Enfin, la nouvelle commande nous a elle aussi séduit par son ergonomie et sa facilité d’usage. Très similaire à celle du système e7000 qui équipait la majorité des VTT AE dotés d’un moteur Shimano jusque-là, ses larges boutons concaves sont faciles à « trouver » et le retour est suffisamment franc pour être bien certain de son changement de mode, sans que l’effort à exercer sur la commande ne soit trop important.
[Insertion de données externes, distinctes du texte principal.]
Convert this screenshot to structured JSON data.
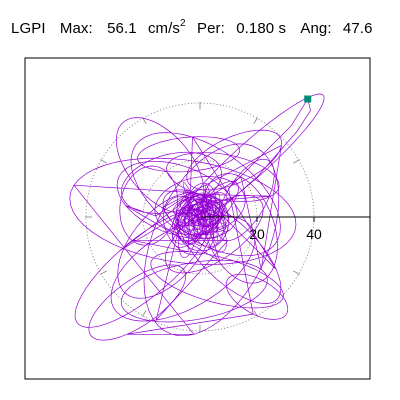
{
  "header": {
    "station": "LGPI",
    "max_label": "Max:",
    "max_value": "56.1",
    "max_unit_base": "cm/s",
    "max_unit_exp": "2",
    "period_label": "Per:",
    "period_value": "0.180 s",
    "angle_label": "Ang:",
    "angle_value": "47.6"
  },
  "colors": {
    "trace": "#9400D3",
    "marker": "#008B74",
    "grid": "#808080",
    "axis": "#000000",
    "frame": "#000000"
  },
  "chart_data": {
    "type": "scatter",
    "title": "LGPI  Max: 56.1 cm/s2  Per: 0.180 s  Ang: 47.6",
    "xlabel": "",
    "ylabel": "",
    "radial_rings": [
      20,
      40
    ],
    "ring_labels": [
      "20",
      "40"
    ],
    "r_max": 60,
    "tick_angles_deg": [
      0,
      30,
      60,
      90,
      120,
      150,
      180,
      210,
      240,
      270,
      300,
      330
    ],
    "max_amplitude": 56.1,
    "max_angle_deg": 47.6,
    "marker": {
      "x": 37.8,
      "y": 41.4,
      "shape": "square"
    },
    "trace_description": "horizontal particle-motion orbit, dense near origin",
    "orbit_loops": [
      {
        "cx": 0,
        "cy": 0,
        "a": 8,
        "b": 6,
        "rot": 20
      },
      {
        "cx": -2,
        "cy": 1,
        "a": 12,
        "b": 7,
        "rot": -30
      },
      {
        "cx": 1,
        "cy": -2,
        "a": 10,
        "b": 9,
        "rot": 70
      },
      {
        "cx": 3,
        "cy": 2,
        "a": 14,
        "b": 5,
        "rot": 45
      },
      {
        "cx": -4,
        "cy": -3,
        "a": 11,
        "b": 8,
        "rot": -60
      },
      {
        "cx": 0,
        "cy": 4,
        "a": 16,
        "b": 10,
        "rot": 10
      },
      {
        "cx": -8,
        "cy": 6,
        "a": 22,
        "b": 12,
        "rot": -20
      },
      {
        "cx": 5,
        "cy": -6,
        "a": 20,
        "b": 9,
        "rot": 35
      },
      {
        "cx": -10,
        "cy": 12,
        "a": 18,
        "b": 10,
        "rot": 15
      },
      {
        "cx": 8,
        "cy": 14,
        "a": 20,
        "b": 8,
        "rot": -10
      },
      {
        "cx": -12,
        "cy": -10,
        "a": 22,
        "b": 12,
        "rot": 50
      },
      {
        "cx": 10,
        "cy": -12,
        "a": 24,
        "b": 10,
        "rot": -45
      },
      {
        "cx": -4,
        "cy": 22,
        "a": 18,
        "b": 6,
        "rot": 5
      },
      {
        "cx": 6,
        "cy": -22,
        "a": 24,
        "b": 8,
        "rot": -15
      },
      {
        "cx": -18,
        "cy": 4,
        "a": 14,
        "b": 10,
        "rot": 80
      },
      {
        "cx": 16,
        "cy": 6,
        "a": 16,
        "b": 7,
        "rot": 60
      },
      {
        "cx": -6,
        "cy": -18,
        "a": 28,
        "b": 14,
        "rot": 30
      },
      {
        "cx": 2,
        "cy": 8,
        "a": 30,
        "b": 16,
        "rot": -35
      },
      {
        "cx": -14,
        "cy": 18,
        "a": 20,
        "b": 11,
        "rot": -50
      },
      {
        "cx": 12,
        "cy": 20,
        "a": 18,
        "b": 8,
        "rot": 25
      },
      {
        "cx": -2,
        "cy": -26,
        "a": 26,
        "b": 10,
        "rot": 10
      },
      {
        "cx": 14,
        "cy": -4,
        "a": 12,
        "b": 20,
        "rot": 20
      },
      {
        "cx": -20,
        "cy": -18,
        "a": 30,
        "b": 10,
        "rot": 40
      },
      {
        "cx": 18,
        "cy": 20,
        "a": 34,
        "b": 6,
        "rot": 42
      },
      {
        "cx": -6,
        "cy": 2,
        "a": 40,
        "b": 18,
        "rot": -8
      },
      {
        "cx": 4,
        "cy": -8,
        "a": 36,
        "b": 20,
        "rot": 65
      },
      {
        "cx": -22,
        "cy": -30,
        "a": 20,
        "b": 8,
        "rot": 35
      },
      {
        "cx": 20,
        "cy": -28,
        "a": 12,
        "b": 6,
        "rot": -30
      }
    ]
  }
}
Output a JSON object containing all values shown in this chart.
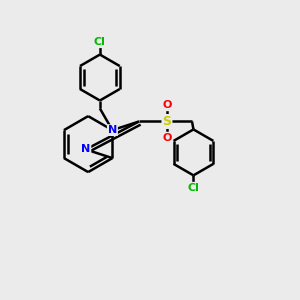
{
  "background_color": "#ebebeb",
  "bond_color": "#000000",
  "bond_width": 1.8,
  "atom_colors": {
    "N": "#0000ff",
    "S": "#cccc00",
    "O": "#ff0000",
    "Cl": "#00bb00",
    "C": "#000000"
  },
  "figsize": [
    3.0,
    3.0
  ],
  "dpi": 100
}
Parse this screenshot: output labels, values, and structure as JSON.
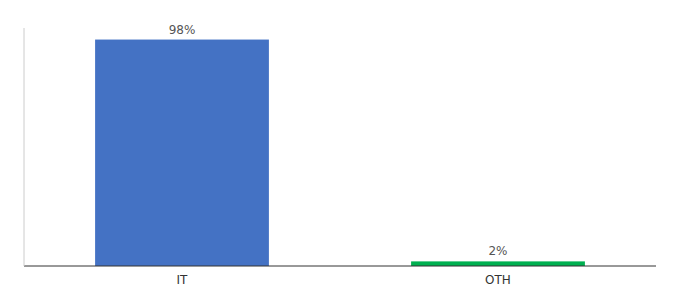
{
  "chart_data": {
    "type": "bar",
    "categories": [
      "IT",
      "OTH"
    ],
    "values": [
      98,
      2
    ],
    "value_labels": [
      "98%",
      "2%"
    ],
    "colors": [
      "#4472C4",
      "#00B050"
    ],
    "ylim": [
      0,
      103
    ],
    "data_labels": true,
    "tick_labels": "x",
    "grid": false
  }
}
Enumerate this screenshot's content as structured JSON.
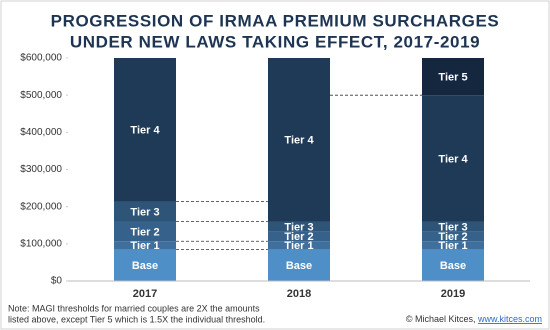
{
  "chart_data": {
    "type": "stacked_bar",
    "title": [
      "PROGRESSION OF IRMAA PREMIUM SURCHARGES",
      "UNDER NEW LAWS TAKING EFFECT, 2017-2019"
    ],
    "categories": [
      "2017",
      "2018",
      "2019"
    ],
    "series": [
      {
        "name": "Base",
        "color": "#4f8fc8",
        "values": [
          85000,
          85000,
          85000
        ]
      },
      {
        "name": "Tier 1",
        "color": "#3f6f9c",
        "values": [
          22000,
          22000,
          22000
        ]
      },
      {
        "name": "Tier 2",
        "color": "#36618b",
        "values": [
          53000,
          26500,
          26500
        ]
      },
      {
        "name": "Tier 3",
        "color": "#2e5478",
        "values": [
          54000,
          26500,
          26500
        ]
      },
      {
        "name": "Tier 4",
        "color": "#1f3a57",
        "values": [
          386000,
          440000,
          340000
        ]
      },
      {
        "name": "Tier 5",
        "color": "#14273f",
        "values": [
          null,
          null,
          100000
        ]
      }
    ],
    "ylim": [
      0,
      600000
    ],
    "yticks": [
      {
        "value": 0,
        "label": "$0"
      },
      {
        "value": 100000,
        "label": "$100,000"
      },
      {
        "value": 200000,
        "label": "$200,000"
      },
      {
        "value": 300000,
        "label": "$300,000"
      },
      {
        "value": 400000,
        "label": "$400,000"
      },
      {
        "value": 500000,
        "label": "$500,000"
      },
      {
        "value": 600000,
        "label": "$600,000"
      }
    ],
    "note": [
      "Note: MAGI thresholds for married couples are 2X the amounts",
      "listed above, except Tier 5 which is 1.5X the individual threshold."
    ],
    "credit": "© Michael Kitces, ",
    "credit_url": "www.kitces.com"
  }
}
Avec l’EP8, Shimano s’inscrit dans la continuité. Un peu plus performant sur tous les points que l’e8000 (qui reste par ailleurs au catalogue), ce nouveau système d’assistance reste dans l’esprit de douceur et de naturel qui a fait le succès de son prédécesseur. La performance pure voire la compétition ne sont pas son domaine et il préfère nettement les sorties sur de beaux sentiers où l’on s’amuse autant à la montée qu’à la descente. Avec ses options de personnalisation poussées mais claires et faciles à utiliser, le Shimano EP8 permet à chacun de configurer le système pour créer le couple parfait pilote-vélo selon sa forme physique, ses envies et son terrain de jeu. Au final, avec l’EP8 on a l’impression de faire du vélo avant de faire de l’e-bike et c’est probablement la plus grande réussite de Shimano avec ce nouveau moteur.